We were shown upstairs and greeted by Endou-sensei, a glamorous woman with carefully curled locks, perfect make-up and decorated nails. She told me her husband makes lacquerware for the temples.

My classmates had obviously done workshops there before as they got into selecting their fabric straight away. Nishimura-san calls herself a ‘wa-designer’ (‘wa’ means Japanese-style or peace and harmony). She was the more vocal of the two, asking me questions and arguing with the sensei. In fact, Nishimura-san was such a chatterbox that I never discovered the other woman’s name.

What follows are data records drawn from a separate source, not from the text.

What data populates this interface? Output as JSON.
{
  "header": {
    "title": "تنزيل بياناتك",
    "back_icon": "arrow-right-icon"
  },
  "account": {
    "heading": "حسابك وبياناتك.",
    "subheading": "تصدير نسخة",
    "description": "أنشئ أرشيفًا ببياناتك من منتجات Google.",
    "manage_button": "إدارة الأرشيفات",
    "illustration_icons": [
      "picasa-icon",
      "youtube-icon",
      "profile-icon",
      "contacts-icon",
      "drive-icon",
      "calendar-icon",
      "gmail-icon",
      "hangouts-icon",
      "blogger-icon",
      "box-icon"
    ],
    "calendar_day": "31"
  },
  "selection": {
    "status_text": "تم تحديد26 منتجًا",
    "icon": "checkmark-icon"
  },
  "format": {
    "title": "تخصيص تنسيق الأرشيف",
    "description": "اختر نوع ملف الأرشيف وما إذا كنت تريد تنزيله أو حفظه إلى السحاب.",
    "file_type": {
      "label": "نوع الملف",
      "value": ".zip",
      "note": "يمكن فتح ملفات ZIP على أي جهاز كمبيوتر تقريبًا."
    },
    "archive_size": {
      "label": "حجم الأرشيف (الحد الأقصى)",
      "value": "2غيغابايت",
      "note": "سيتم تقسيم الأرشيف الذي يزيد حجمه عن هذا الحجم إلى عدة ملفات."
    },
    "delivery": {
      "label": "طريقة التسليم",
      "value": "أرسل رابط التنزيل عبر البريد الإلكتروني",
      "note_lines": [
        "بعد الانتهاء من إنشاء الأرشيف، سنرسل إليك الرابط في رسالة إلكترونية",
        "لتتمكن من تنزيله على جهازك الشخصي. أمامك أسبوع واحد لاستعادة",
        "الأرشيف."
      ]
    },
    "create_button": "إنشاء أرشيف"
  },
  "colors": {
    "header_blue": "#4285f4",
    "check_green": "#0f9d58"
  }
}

After selecting our fabric, in this case silk printed by Pagong, we started bending our wires into our desired petal shapes. Then we chose a centre bobble and glued it together. Using a little glue, we had to stick the wire petals onto the fabric and cut them out, leaving a 5mm trim to be folded under and glued. The gluing and cutting took the better part of the lesson. Once that was all done we had to arrange the petals in a desired configuration, glue them altogether, cut off the stem and hot glue it to the corsage pin. They all praised me on my good taste and told me I had a Japanese sense but I think they were just being polite. Still, if you see me wearing a large flower, be kind.